Regrets? Everyone has them…

Those reading this will have to bear with me. This is just something I wanted to get off my own chest for my own reasons. :-)

Now now… this isn’t anything bad, really. I’d been thinking recently about things that happened in my past. Everyone has things that they regret. Most people know that one of my big ones was going into music instead of computers when I went to college. Don’t get me wrong, though; I loved being in music in high school, and marching band was one of my favorite things about college. I also loved my time in the music program in high school. However, there were two things about my time in Klein Oak’s music program that I wish I had handled differently.

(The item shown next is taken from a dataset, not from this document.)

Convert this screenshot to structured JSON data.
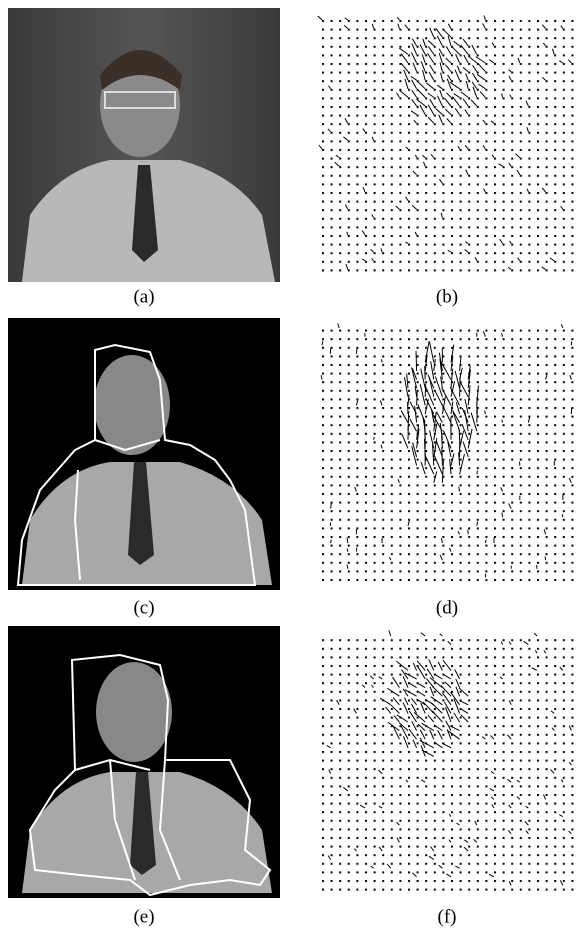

  • Being in the symphony orchestra my junior year: I was last chair flutist in the symphony orchestra. I was rather proud of myself for having gotten in. However, when it came time for the contest portion of the season, my pride soon turned into frustration. Time and time again, the director would cut me out of parts of the program, because the flutes were “too loud”. (Then again, it didn’t help that there were five of us.) It finally got to the point where in three pieces of music, I played in one small part in one piece. I literally turned to Jody and Patti and asked softly, “What the hell am I still doing here?” They nodded in sympathy. I should have quit. I was not needed, and frankly I felt my continued presence there was a bit insulting.
  • My letter jacket: At our high school, you lettered in band if you managed to earn ten points, and if you were a sophomore or junior you started out with points. The closest I came to lettering was in my junior year of high school, and that was because I was in a couple of different groups for solo & ensemble. However, I didn’t realize my flute needed repairs and as a result I got lousy scores, negating my chances of getting a jacket. There was a rumour of something called a “sympathy jacket”, where if you were a senior in band without a jacket, they gave you one. I had never heard of anyone getting one, as everyone who made it their senior year had a jacket.

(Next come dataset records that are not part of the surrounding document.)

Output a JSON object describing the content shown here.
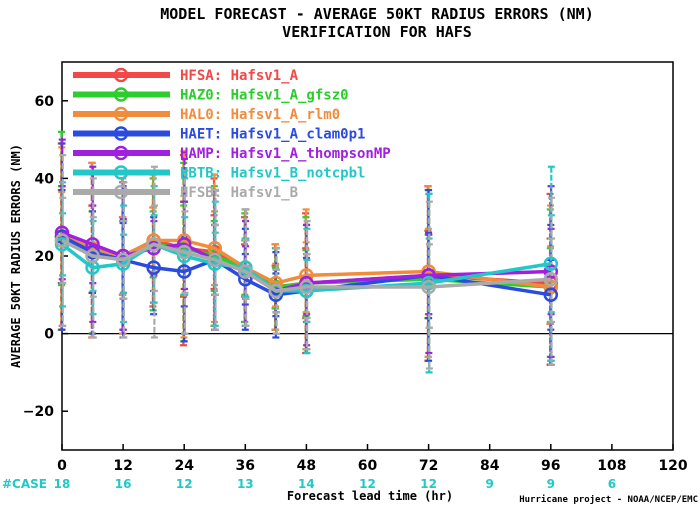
{
  "chart_data": {
    "type": "line",
    "title": "MODEL FORECAST - AVERAGE 50KT RADIUS ERRORS (NM)",
    "subtitle": "VERIFICATION FOR HAFS",
    "xlabel": "Forecast lead time (hr)",
    "ylabel": "AVERAGE 50KT RADIUS ERRORS (NM)",
    "xlim": [
      0,
      120
    ],
    "ylim": [
      -30,
      70
    ],
    "x_ticks": [
      0,
      12,
      24,
      36,
      48,
      60,
      72,
      84,
      96,
      108,
      120
    ],
    "y_ticks": [
      -20,
      0,
      20,
      40,
      60
    ],
    "legend_position": "top-left",
    "case_label": "#CASE",
    "case_counts": [
      {
        "x": 0,
        "n": "18"
      },
      {
        "x": 12,
        "n": "16"
      },
      {
        "x": 24,
        "n": "12"
      },
      {
        "x": 36,
        "n": "13"
      },
      {
        "x": 48,
        "n": "14"
      },
      {
        "x": 60,
        "n": "12"
      },
      {
        "x": 72,
        "n": "12"
      },
      {
        "x": 84,
        "n": "9"
      },
      {
        "x": 96,
        "n": "9"
      },
      {
        "x": 108,
        "n": "6"
      }
    ],
    "credit": "Hurricane project - NOAA/NCEP/EMC",
    "x": [
      0,
      6,
      12,
      18,
      24,
      30,
      36,
      42,
      48,
      72,
      96
    ],
    "series": [
      {
        "name": "HFSA:  Hafsv1_A",
        "color": "#f24848",
        "values": [
          25,
          22,
          20,
          24,
          22,
          21,
          16,
          12,
          13,
          15,
          13
        ],
        "err_low": [
          1,
          -1,
          0,
          7,
          -3,
          2,
          3,
          1,
          -5,
          -7,
          -8
        ],
        "err_high": [
          49,
          44,
          40,
          41,
          46,
          40,
          30,
          23,
          31,
          38,
          36
        ]
      },
      {
        "name": "HAZ0:  Hafsv1_A_gfsz0",
        "color": "#2ccd2c",
        "values": [
          24,
          21,
          19,
          23,
          22,
          20,
          17,
          12,
          13,
          14,
          12
        ],
        "err_low": [
          1,
          0,
          1,
          6,
          -2,
          2,
          3,
          1,
          -4,
          -6,
          -6
        ],
        "err_high": [
          52,
          42,
          39,
          40,
          44,
          38,
          31,
          22,
          30,
          37,
          32
        ]
      },
      {
        "name": "HAL0:  Hafsv1_A_rlm0",
        "color": "#f08c3c",
        "values": [
          25,
          22,
          20,
          24,
          24,
          22,
          17,
          13,
          15,
          16,
          12
        ],
        "err_low": [
          1,
          -1,
          0,
          8,
          -1,
          3,
          2,
          1,
          -4,
          -6,
          -7
        ],
        "err_high": [
          48,
          44,
          40,
          41,
          47,
          41,
          32,
          23,
          32,
          38,
          33
        ]
      },
      {
        "name": "HAET:  Hafsv1_A_clam0p1",
        "color": "#2b4be0",
        "values": [
          25,
          21,
          19,
          17,
          16,
          19,
          14,
          10,
          11,
          15,
          10
        ],
        "err_low": [
          1,
          0,
          -1,
          5,
          -2,
          1,
          1,
          -1,
          -5,
          -7,
          -8
        ],
        "err_high": [
          49,
          42,
          38,
          30,
          34,
          37,
          27,
          21,
          28,
          37,
          28
        ]
      },
      {
        "name": "HAMP:  Hafsv1_A_thompsonMP",
        "color": "#a020e0",
        "values": [
          26,
          23,
          20,
          22,
          23,
          19,
          16,
          11,
          13,
          15,
          16
        ],
        "err_low": [
          2,
          3,
          1,
          8,
          0,
          1,
          2,
          0,
          -3,
          -5,
          -6
        ],
        "err_high": [
          50,
          43,
          39,
          36,
          45,
          37,
          29,
          22,
          28,
          36,
          38
        ]
      },
      {
        "name": "HBTB:  Hafsv1_B_notcpbl",
        "color": "#22c8c8",
        "values": [
          23,
          17,
          18,
          23,
          20,
          18,
          17,
          11,
          11,
          13,
          18
        ],
        "err_low": [
          7,
          5,
          3,
          8,
          0,
          2,
          2,
          0,
          -5,
          -10,
          -7
        ],
        "err_high": [
          39,
          29,
          33,
          38,
          40,
          34,
          32,
          22,
          27,
          36,
          43
        ]
      },
      {
        "name": "HFSB:  Hafsv1_B",
        "color": "#aaaaaa",
        "values": [
          24,
          20,
          19,
          23,
          21,
          19,
          16,
          11,
          12,
          12,
          14
        ],
        "err_low": [
          2,
          -1,
          -1,
          -1,
          0,
          1,
          2,
          0,
          -4,
          -9,
          -8
        ],
        "err_high": [
          46,
          40,
          39,
          43,
          42,
          37,
          32,
          22,
          29,
          34,
          35
        ]
      }
    ]
  }
}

    Fast forward to summer band before my senior year of high school. The band director was making announcements, and giving the list of people who needed to give their sizes for letter jackets. The list was read… and my name was on there. After practice, I walked up to him and told him that there was a mistake: I hadn’t earned enough points for the jacket. He replied that he had gone ahead and given me one. I had gotten a sympathy jacket.

    … to this day the thing could burn for all I care. I’ve worn it, but I’ve never felt happy having it. I didn’t earn it, and its mere existence is a reminder to me that someone took pity on me. I should have refused the damn thing. I could have lived with knowing I didn’t earn a jacket. I don’t like having a jacket I know in my heart I didn’t earn.

These may sound a tad foolish, but those had always bothered me. Do I feel any better having gotten them off my chest? Time will tell. However, I’m hoping I will; life’s too short to go through it full of regrets…

3 thoughts on “Regrets? Everyone has them…

  1. I couldn’t possibly list all the things I regret in my life. I’d be typing at my computer for a week solid. :/

    I feel you on the band thing. I figured something similar would happen to me if I ever made it to Symphonic, so I “sabotaged” myself continually to stay with Streit. I was bummed senior year when I was pity-slid into Hastings’, and after one semester, I’d had all I could take of it. I quit. I half wish I’d finished out the year, since it seems the point I tried to make to Hastings in my quitting didn’t take….

  2. I just wanted to say I love you. I had nothing else of grand importance to comment right now. I just had to say I love you.

  3. Well if your flute was busted and you couldnt earn points, then it was unfair that you couldn’t of gotten a jacket. If the flute worked you would have had enough points for the jacket, right? So either way you deserved that Jacket.